Putnam Master Interm 

Risk-Adjusted Performance

0 of 100

 
Weak
 
Strong
Very Weak
Over the last 90 days Putnam Master Intermediate has generated negative risk-adjusted returns adding no value to investors with long positions. In spite of very healthy forward indicators, Putnam Master is not utilizing all of its potentials. The latest stock price disarray, may contribute to short-term losses for the investors.

Tradeweb Markets and Putnam Master Volatility Contrast

   Predicted Return Density   
       Returns  

Pair Trading with Tradeweb Markets and Putnam Master

The main advantage of trading using opposite Tradeweb Markets and Putnam Master positions is that it hedges away some unsystematic risk. Because of two separate transactions, even if Tradeweb Markets position performs unexpectedly, Putnam Master can make up some of the losses. Pair trading also minimizes risk from directional movements in the market.
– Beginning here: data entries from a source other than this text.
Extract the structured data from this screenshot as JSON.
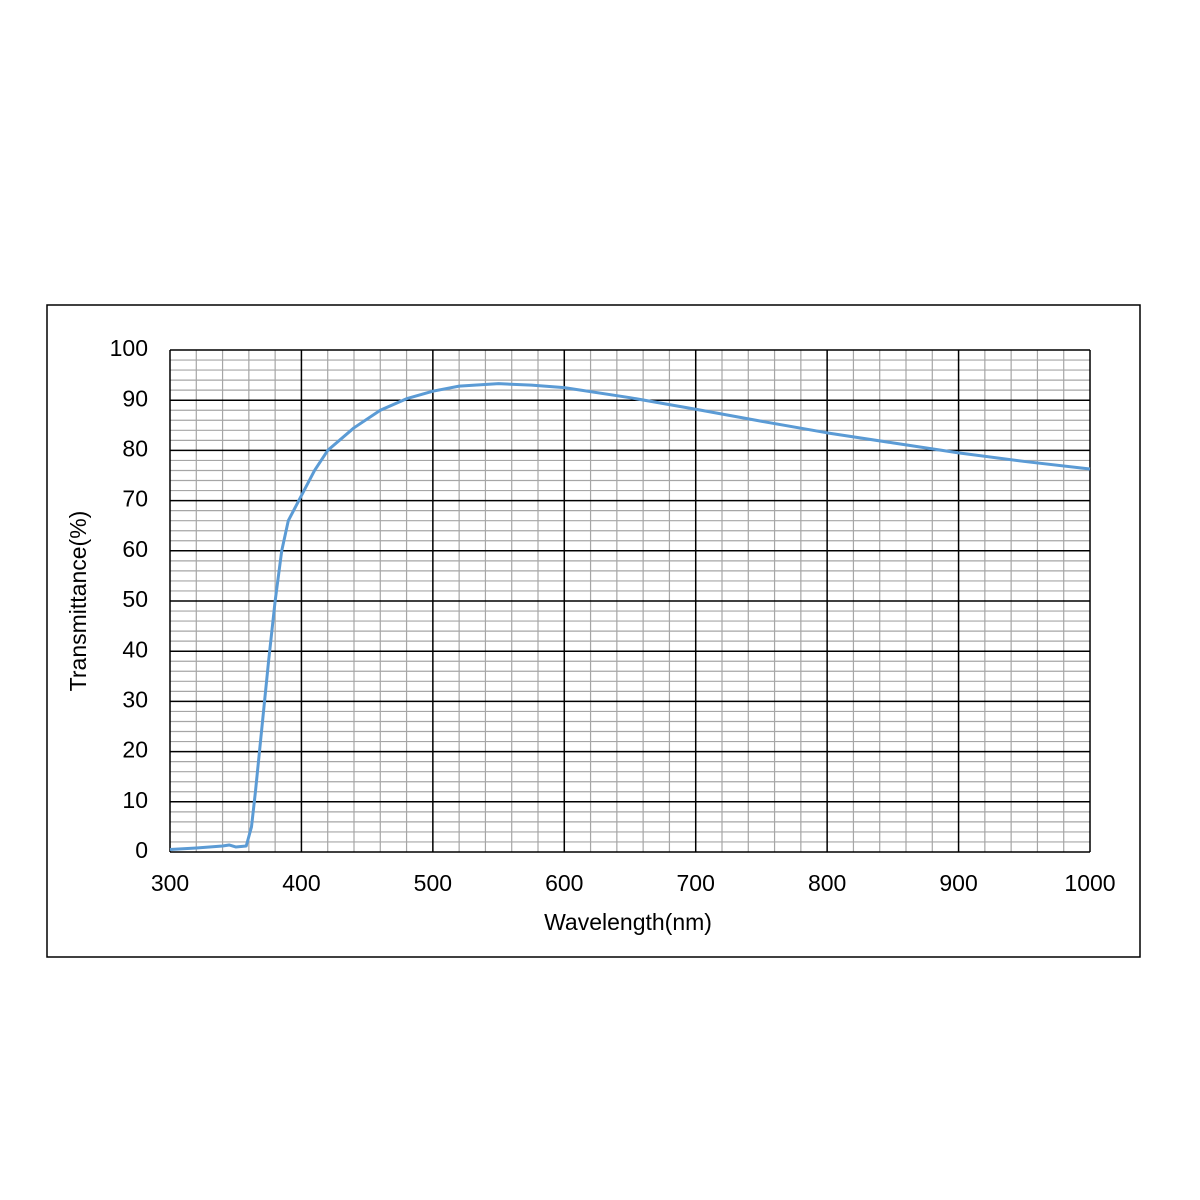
{
  "chart_data": {
    "type": "line",
    "xlabel": "Wavelength(nm)",
    "ylabel": "Transmittance(%)",
    "x": [
      300,
      320,
      340,
      345,
      350,
      358,
      362,
      365,
      370,
      375,
      380,
      385,
      390,
      400,
      410,
      420,
      440,
      460,
      480,
      500,
      520,
      550,
      575,
      600,
      650,
      700,
      750,
      800,
      850,
      900,
      950,
      1000
    ],
    "series": [
      {
        "color": "#5b9bd5",
        "values": [
          0.5,
          0.8,
          1.2,
          1.4,
          1.0,
          1.2,
          5,
          12,
          25,
          38,
          50,
          60,
          66,
          71,
          76,
          80,
          84.5,
          88,
          90.3,
          91.8,
          92.8,
          93.3,
          93.0,
          92.5,
          90.5,
          88.2,
          85.8,
          83.5,
          81.5,
          79.5,
          77.8,
          76.3
        ]
      }
    ],
    "xlim": [
      300,
      1000
    ],
    "xticks": [
      300,
      400,
      500,
      600,
      700,
      800,
      900,
      1000
    ],
    "ylim": [
      0,
      100
    ],
    "yticks": [
      0,
      10,
      20,
      30,
      40,
      50,
      60,
      70,
      80,
      90,
      100
    ],
    "grid": true
  }
}
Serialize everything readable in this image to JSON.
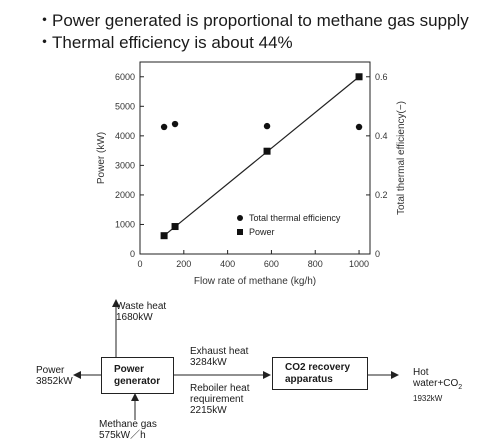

For example, if an entire industry or sector drops because of unexpected headlines, the short position in Putnam Master will offset losses from the drop in Putnam Master's long position.
The idea behind Tradeweb Markets and Putnam Master Intermediate pairs trading is to make the combined position market-neutral, meaning the overall market's direction will not affect its win or loss (or potential downside or upside). This can be achieved by designing a pairs trade with two highly correlated stocks or equities that operate in a similar space or sector, making it possible to obtain profits through simple and relatively low-risk investment.
Check out your portfolio center.
Note that this page's information should be used as a complementary analysis to find the right mix of equity instruments to add to your existing portfolios or create a brand new portfolio. You can also try the AI Portfolio Architect module to use AI to generate optimal portfolios and find profitable investment opportunities.